The fixed value for feel_zeroes in get_binned_data may lead to deviation in some case.
In the implemntation of get_binned_data https://github.com/evidentlyai/evidently/blob/4e4637d361d11354d26f361a07e1c5a847bbfc74/src/evidently/calculations/stattests/utils.py#L33
By default, 0.0001 is used to fill the value with a percent of 0. It is valid when the minimum percent of non-zero is greater than 0.0001. But when the minimum percent in the data is less than or equal to 0.0001, like 0.00001. After we filling zeros, the original zero percent is now 0.0001, which is larger than the existing minimum percent(0.00001), and the data distribution is wrong after filling zeros.
The default value of fill zeros in this place, I think, should be set dynamically according to the percentage of data, rather than being fixed directly. How to set dynamically needs further discussion. For example, it should be set to one tenth of the minimum percent, or other values, but it must be guaranteed to be smaller than the minimum percent, otherwise it will be wrong.
I found this problem because when I tried to calculate Kullback Leibler divergence drift score on my data, I found that the minimum percent of my data was 0.00001, which was smaller than the default fill zeros, which resulted in incorrect Kullback Leibler divergence drift score.
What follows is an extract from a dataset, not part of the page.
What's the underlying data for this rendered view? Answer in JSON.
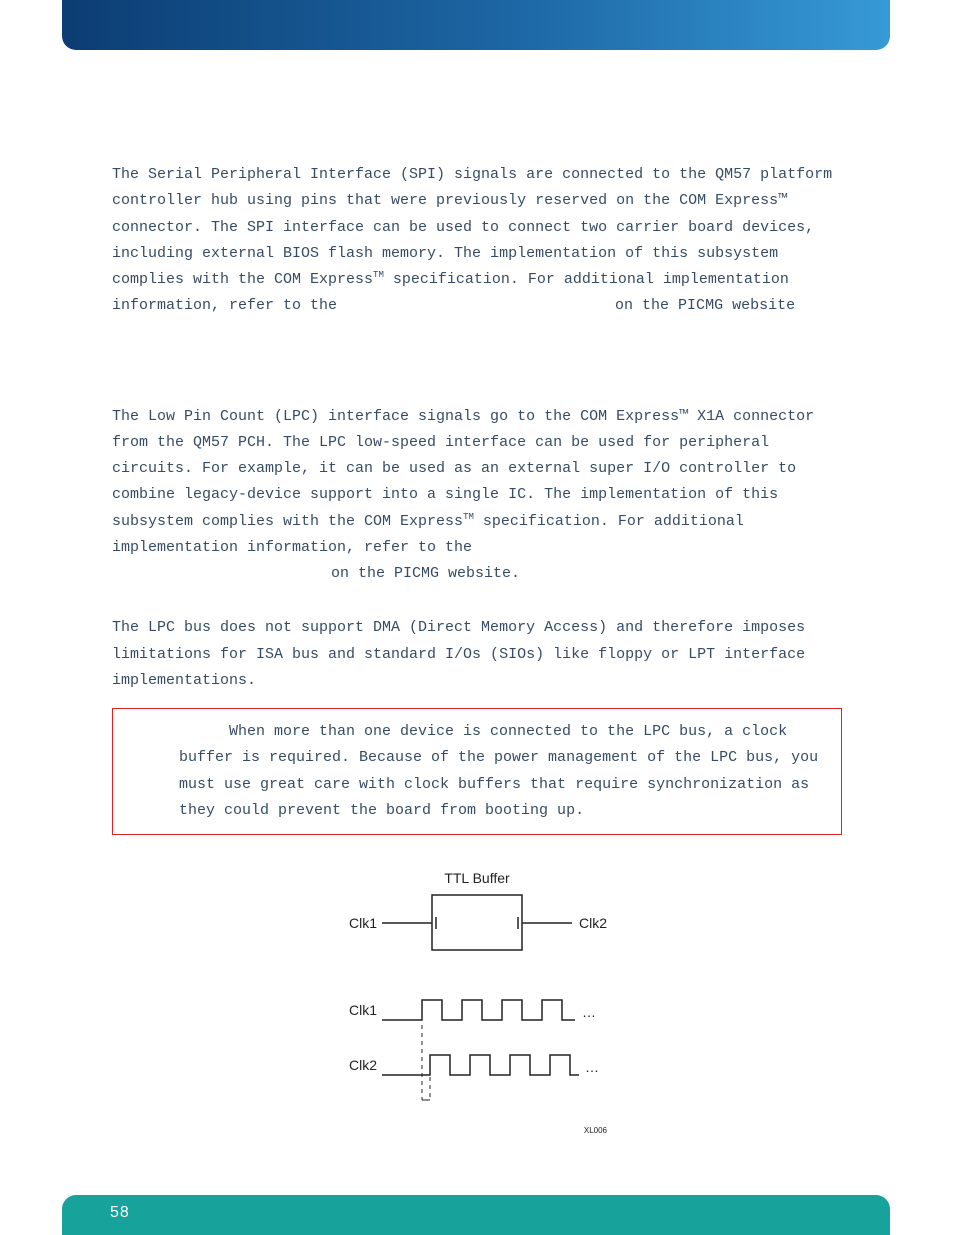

For example, the default calculated Kullback Leibler divergence drift score in my data is 0.41. After I change fill zeros to one tenth of the minimum percent, the calculated Kullback Leibler divergence drive score is 1.9.
Hi @chi2liu,
Thanks for reporting it! We will not be able to address it immediately as the ongoing API update is currently a priority, but I added it to the list of feature requests we regularly review. Will get there!
We also welcome a contribution if you want to fix it!
Wow, I managed to mess up a bit with this issue by adding many different references in my local commits! Sorry!! (new to contributing here)
I added opened a pull request for this with a temporal change.
I added an if statement:
np.place(reference_percents, reference_percents == 0, min(reference_percents[reference_percents!=0])/10**6 if min(reference_percents[reference_percents!=0]) <= 0.0001 else 0.0001)
np.place(current_percents, current_percents == 0, min(current_percents[current_percents!=0])/10**6 if min(current_percents[current_percents!=0]) <= 0.0001 else 0.0001)
So, I basically did what you mentioned @chi2liu but instead of one-tenth I added 10^6. This is just to make it as close to zero (the actual value).
For your case (and other similar) this will increase the Kullback Leibler divergence drift score.
Wow, I managed to mess up a bit with this issue by adding many different references in my local commits! Sorry!! (new to contributing here)
I added opened a pull request for this with a temporal change.
I added an if statement:
np.place(reference_percents, reference_percents == 0, min(reference_percents[reference_percents!=0])/10**6 if min(reference_percents[reference_percents!=0]) <= 0.0001 else 0.0001) np.place(current_percents, current_percents == 0, min(current_percents[current_percents!=0])/10**6 if min(current_percents[current_percents!=0]) <= 0.0001 else 0.0001)So, I basically did what you mentioned @chi2liu but instead of one-tenth I added 10^6. This is just to make it as close to zero (the actual value).
For your case (and other similar) this will increase the Kullback Leibler divergence drift score.
@AntonisCSt I don't think it's meaningful to use 0.0001 as threshold. Maybe it should be taken as 10^6 of the minimum value for all. Because we want to make it as close to zero (the actual value) as you mentioned. Why is the exception for greater than 0.0001? I don't know why it was set to 0.0001 by default at present, perhaps because of special considerations. @emeli-dral
@chi2liu yes good point. That definitely needs a discussion. I kept it so it could contain the initial logic of the creator. But I agree.
I will put an additional argument for my fix of why 10^6 and not 10^9. (hehe)
Hi @emeli-dral hope you are well.
I have submitted a pull request for this issue.
It should be sorted and I also suggested to update the parameter name from feel_zeroes to fill_zeroes for clarity.
thanks!
Definitely makes more sense now ^^
hi i would like to contribute
Hi, I’m new to open source and would like to work on this. May I take it?
Hi @emeli-dral!
I’ve created a new PR #1660 that addresses this issue, based on the original work done in PR #1278. The code has since moved to the legacy path, but I’ve rebased and updated it to reflect the current structure.
Hope this resolves the issue, happy to contribute more improvements going forward!